The Queen will go on telly today and deliver a speech with echoes of Churchill and Henry V. (Now there's drama for you!) She speaks to and for her generation- of whom there are not many left. I could wish the media would stop pretending that she's relevant.

They say one of the outcomes of the epidemic is that we're going to stop shaking hands- which is fine by me. What will we do instead- bump fists, bow with steepled hands? I think the bumping of elbows- which was what we were encouraged to do when the epidemic was new- has already died the death; it was just too silly.

Thinking Aloud

The British government's first instinct was to keep calm and carry on- thereby establishing "herd immunity" in the population. People didn't like the implication that they were being treated like cattle and so government switched to a policy of lockdown and isolation.

These are the two possible approaches to the problem. I don't think there are any others. Most countries have opted for the second but Sweden- I understand- is still going with the first. It's too early to say which is more effective.

There are many places in the world where lockdown and isolation are unachievable. They are mostly places where the poor and disadvantaged live: favelas, shantytowns, refugee camps. We might want to look into this when the big scare is over.

Just as we may want to look into the odd fact that certain people- for instance Prince Charles and Tom Hanks- have access to coronavirus testing when front line medical staff don't. What have Prince Charles and Tom Hanks got in common? Now let me think...

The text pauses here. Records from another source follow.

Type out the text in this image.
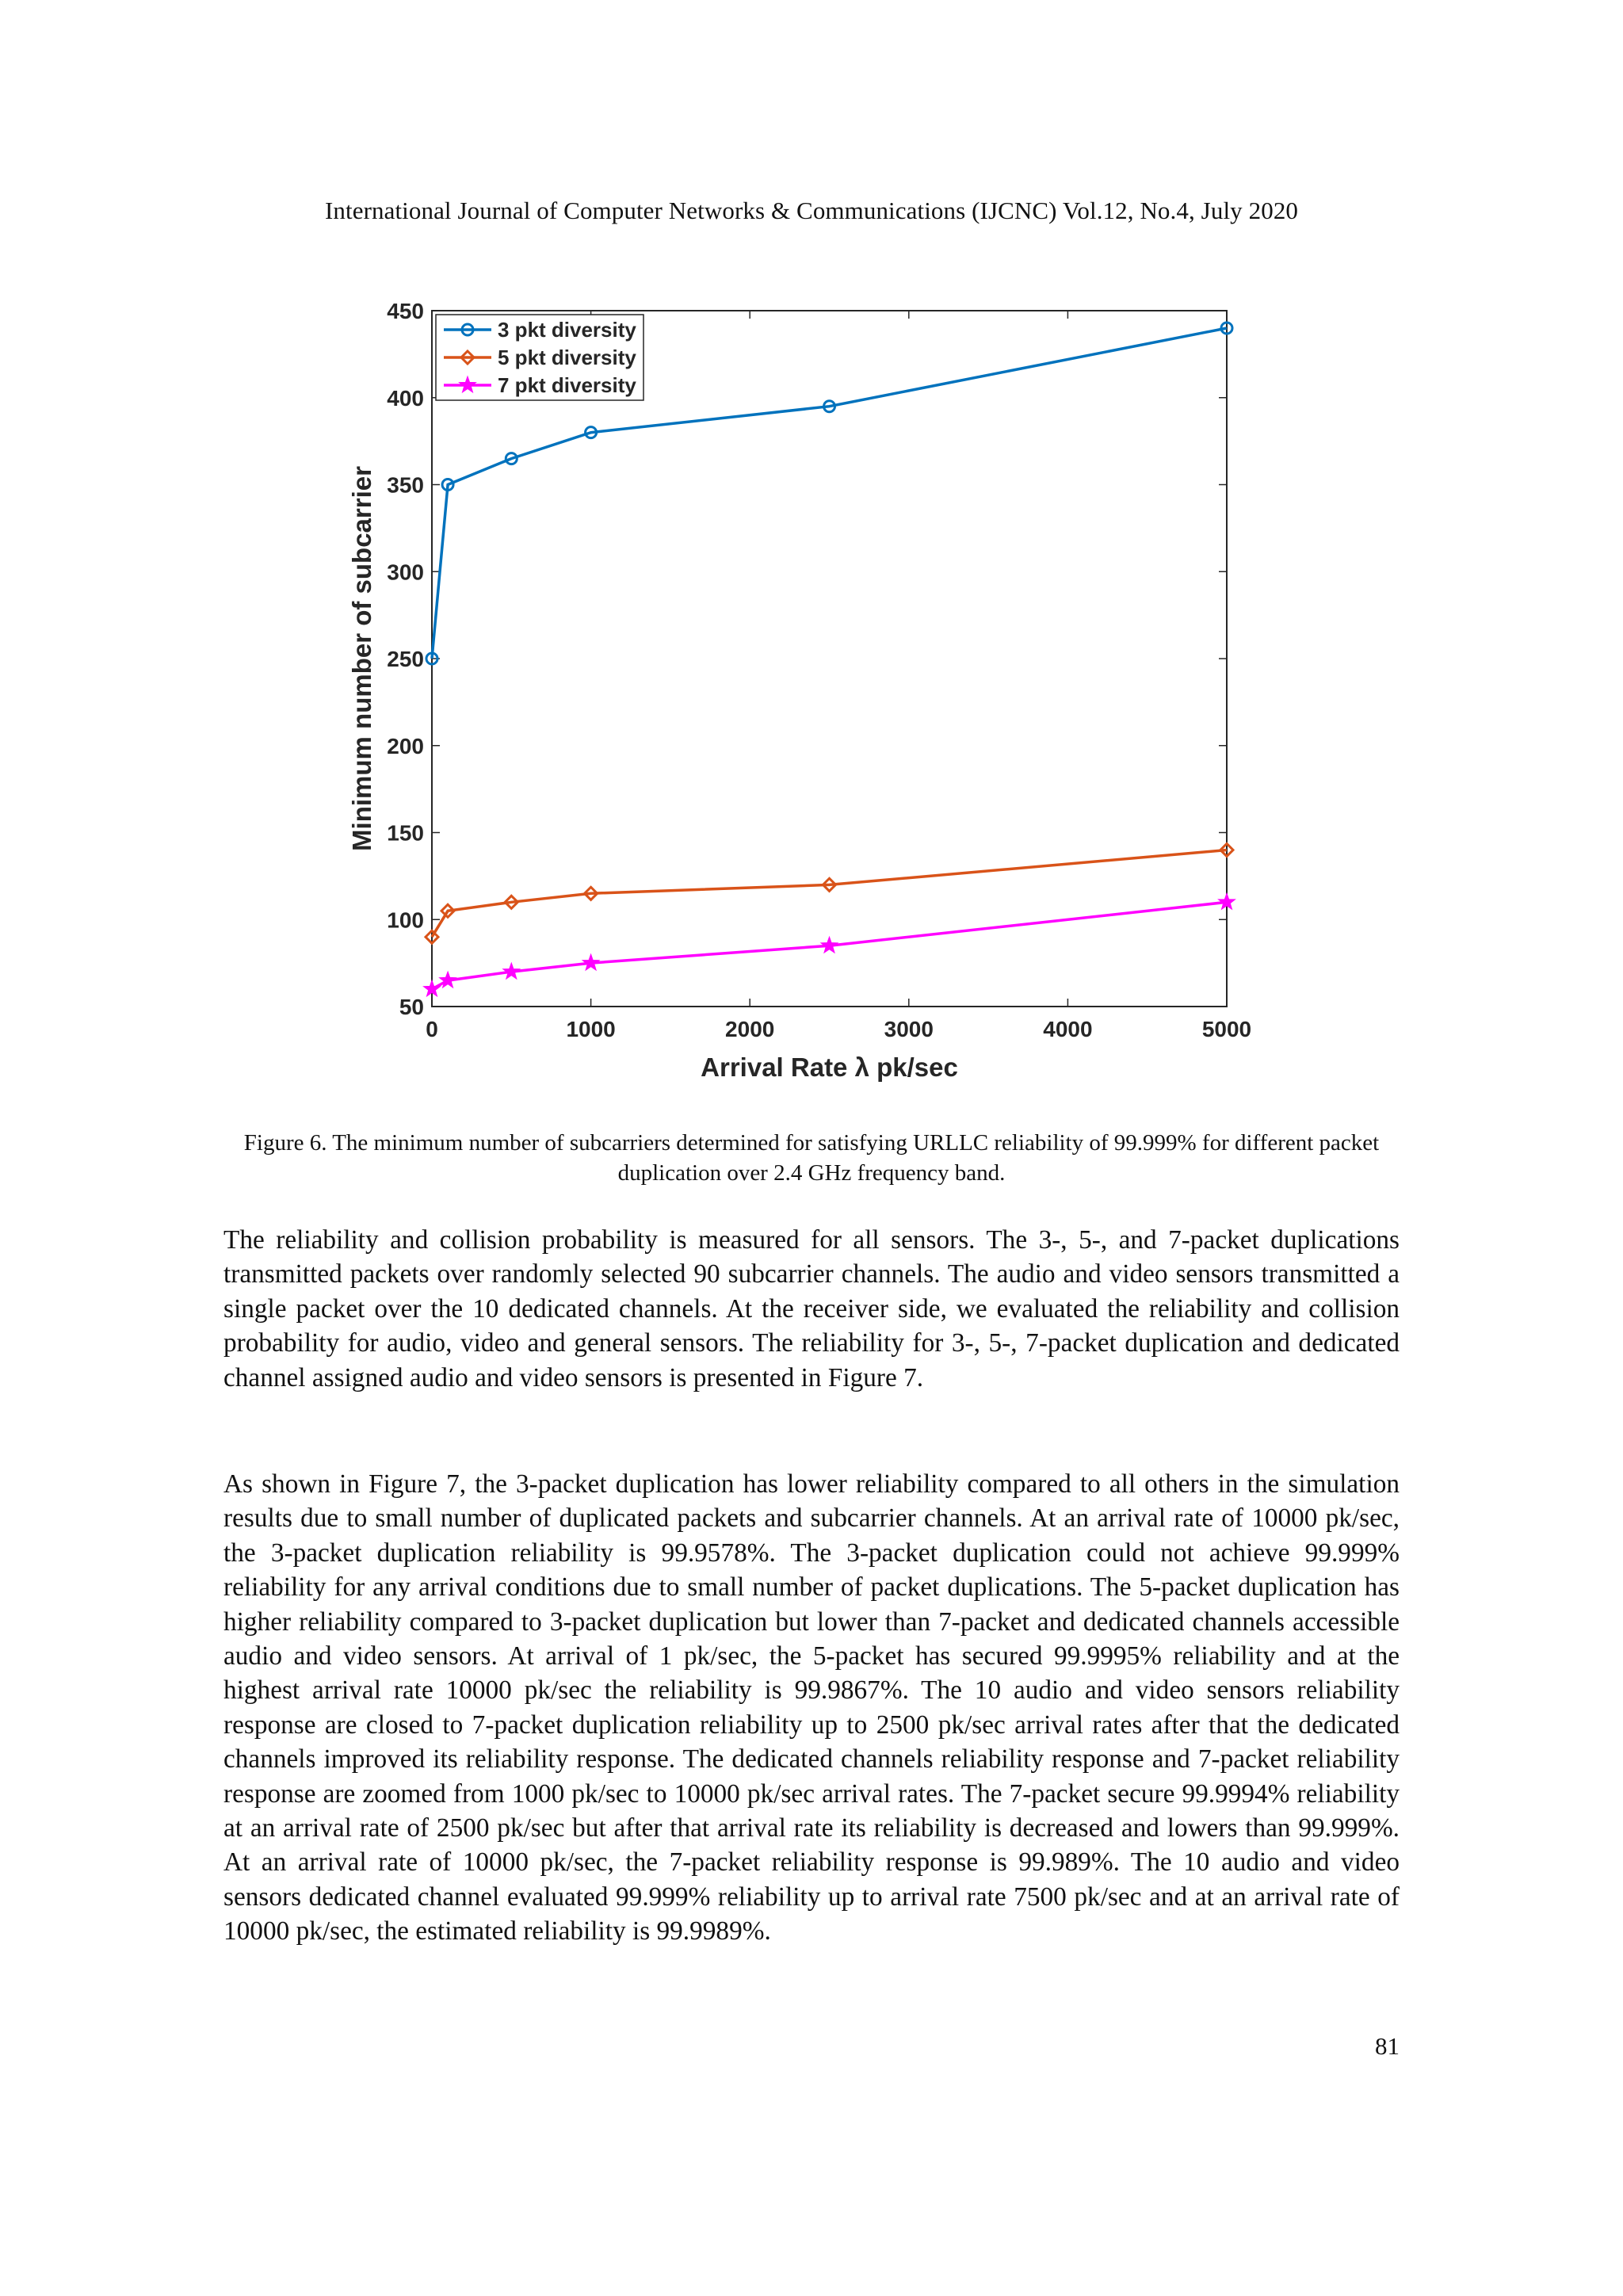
International Journal of Computer Networks & Communications (IJCNC) Vol.12, No.4, July 2020
0	1000	2000	3000	4000	5000
50
100
150
200
250
300
350
400
450
Arrival Rate λ pk/sec
Minimum number of subcarrier
3 pkt diversity
5 pkt diversity
7 pkt diversity
Figure 6. The minimum number of subcarriers determined for satisfying URLLC reliability of 99.999% for different packet duplication over 2.4 GHz frequency band.

The reliability and collision probability is measured for all sensors. The 3-, 5-, and 7-packet duplications transmitted packets over randomly selected 90 subcarrier channels. The audio and video sensors transmitted a single packet over the 10 dedicated channels. At the receiver side, we evaluated the reliability and collision probability for audio, video and general sensors. The reliability for 3-, 5-, 7-packet duplication and dedicated channel assigned audio and video sensors is presented in Figure 7.

As shown in Figure 7, the 3-packet duplication has lower reliability compared to all others in the simulation results due to small number of duplicated packets and subcarrier channels. At an arrival rate of 10000 pk/sec, the 3-packet duplication reliability is 99.9578%. The 3-packet duplication could not achieve 99.999% reliability for any arrival conditions due to small number of packet duplications. The 5-packet duplication has higher reliability compared to 3-packet duplication but lower than 7-packet and dedicated channels accessible audio and video sensors. At arrival of 1 pk/sec, the 5-packet has secured 99.9995% reliability and at the highest arrival rate 10000 pk/sec the reliability is 99.9867%. The 10 audio and video sensors reliability response are closed to 7-packet duplication reliability up to 2500 pk/sec arrival rates after that the dedicated channels improved its reliability response. The dedicated channels reliability response and 7-packet reliability response are zoomed from 1000 pk/sec to 10000 pk/sec arrival rates. The 7-packet secure 99.9994% reliability at an arrival rate of 2500 pk/sec but after that arrival rate its reliability is decreased and lowers than 99.999%. At an arrival rate of 10000 pk/sec, the 7-packet reliability response is 99.989%. The 10 audio and video sensors dedicated channel evaluated 99.999% reliability up to arrival rate 7500 pk/sec and at an arrival rate of 10000 pk/sec, the estimated reliability is 99.9989%.

81
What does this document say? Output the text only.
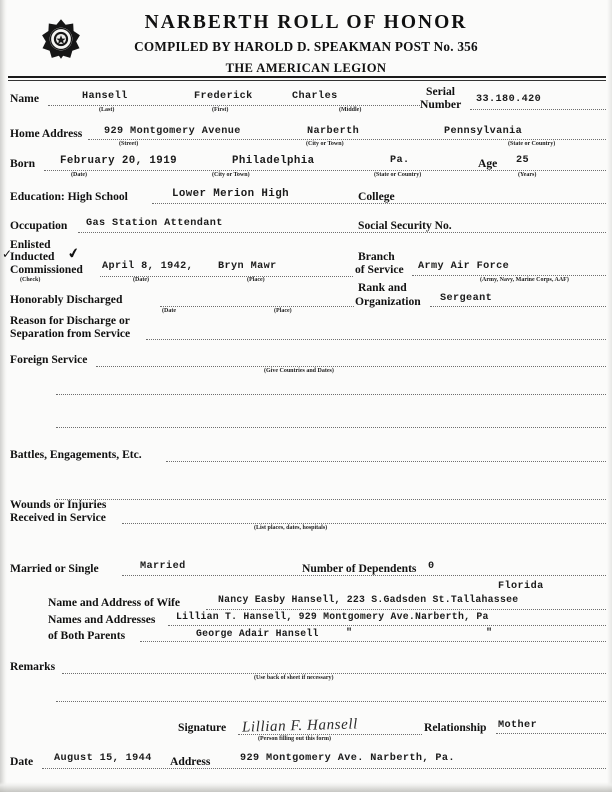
NARBERTH ROLL OF HONOR
COMPILED BY HAROLD D. SPEAKMAN POST No. 356
THE AMERICAN LEGION
Name	Hansell	Frederick	Charles
(Last)	(First)	(Middle)
Serial
Number 33.180.420
Home Address 929 Montgomery Avenue	Narberth	Pennsylvania
(Street)	(City or Town)	(State or Country)
Born February 20, 1919	Philadelphia	Pa.	Age 25
(Date)	(City or Town)	(State or Country)	(Years)
Education: High School	Lower Merion High	College
Occupation Gas Station Attendant	Social Security No.
Enlisted
✓
Inducted ✔
Commissioned
(Check)
April 8, 1942, Bryn Mawr
(Date)	(Place)
Branch
of Service Army Air Force
(Army, Navy, Marine Corps, AAF)
Honorably Discharged
(Date	(Place)
Rank and
Organization Sergeant
Reason for Discharge or
Separation from Service
Foreign Service
(Give Countries and Dates)
Battles, Engagements, Etc.
Wounds or Injuries
Received in Service
(List places, dates, hospitals)
Married or Single	Married	Number of Dependents 0
Florida
Name and Address of Wife	Nancy Easby Hansell, 223 S.Gadsden St.Tallahassee
Names and Addresses
of Both Parents
Lillian T. Hansell, 929 Montgomery Ave.Narberth, Pa
George Adair Hansell	"	"
Remarks
(Use back of sheet if necessary)
Signature Lillian F. Hansell
(Person filling out this form)
Relationship Mother
Date August 15, 1944 Address	929 Montgomery Ave. Narberth, Pa.
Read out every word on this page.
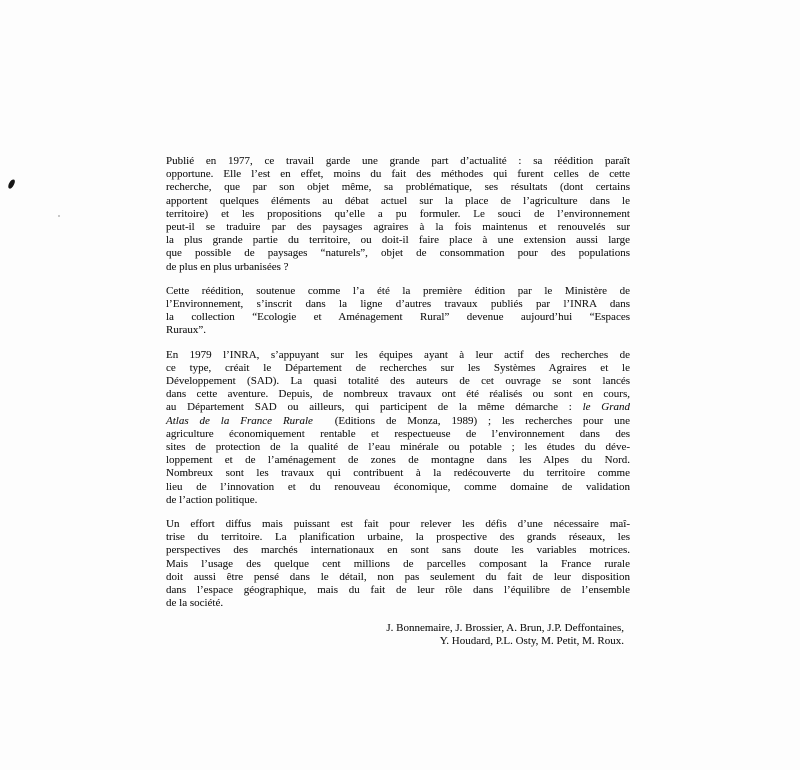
Publié en 1977, ce travail garde une grande part d’actualité : sa réédition paraît
opportune. Elle l’est en effet, moins du fait des méthodes qui furent celles de cette
recherche, que par son objet même, sa problématique, ses résultats (dont certains
apportent quelques éléments au débat actuel sur la place de l’agriculture dans le
territoire) et les propositions qu’elle a pu formuler. Le souci de l’environnement
peut-il se traduire par des paysages agraires à la fois maintenus et renouvelés sur
la plus grande partie du territoire, ou doit-il faire place à une extension aussi large
que possible de paysages “naturels”, objet de consommation pour des populations
de plus en plus urbanisées ?
Cette réédition, soutenue comme l’a été la première édition par le Ministère de
l’Environnement, s’inscrit dans la ligne d’autres travaux publiés par l’INRA dans
la collection “Ecologie et Aménagement Rural” devenue aujourd’hui “Espaces
Ruraux”.
En 1979 l’INRA, s’appuyant sur les équipes ayant à leur actif des recherches de
ce type, créait le Département de recherches sur les Systèmes Agraires et le
Développement (SAD). La quasi totalité des auteurs de cet ouvrage se sont lancés
dans cette aventure. Depuis, de nombreux travaux ont été réalisés ou sont en cours,
au Département SAD ou ailleurs, qui participent de la même démarche : le Grand
Atlas de la France Rurale  (Editions de Monza, 1989) ; les recherches pour une
agriculture économiquement rentable et respectueuse de l’environnement dans des
sites de protection de la qualité de l’eau minérale ou potable ; les études du déve-
loppement et de l’aménagement de zones de montagne dans les Alpes du Nord.
Nombreux sont les travaux qui contribuent à la redécouverte du territoire comme
lieu de l’innovation et du renouveau économique, comme domaine de validation
de l’action politique.
Un effort diffus mais puissant est fait pour relever les défis d’une nécessaire maî-
trise du territoire. La planification urbaine, la prospective des grands réseaux, les
perspectives des marchés internationaux en sont sans doute les variables motrices.
Mais l’usage des quelque cent millions de parcelles composant la France rurale
doit aussi être pensé dans le détail, non pas seulement du fait de leur disposition
dans l’espace géographique, mais du fait de leur rôle dans l’équilibre de l’ensemble
de la société.
J. Bonnemaire, J. Brossier, A. Brun, J.P. Deffontaines,
Y. Houdard, P.L. Osty, M. Petit, M. Roux.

South Korea seems to have achieved very good results with lockdown but Spain and Italy haven't- and it doesn't seem that Britain is doing any better. North Korea- which is in a state of permanent lockdown- says it has kept the virus out but I wouldn't be surprised if it were lying.

People die. Old people are particularly prone to it. Lockdown may postpone the inevitable but that's all. Pneumonia- which is what CV19 brings on in the worst cases- used to be called "the old man's friend" because it stopped moribund people from lingering on and on.

If only we could get over our fear of death.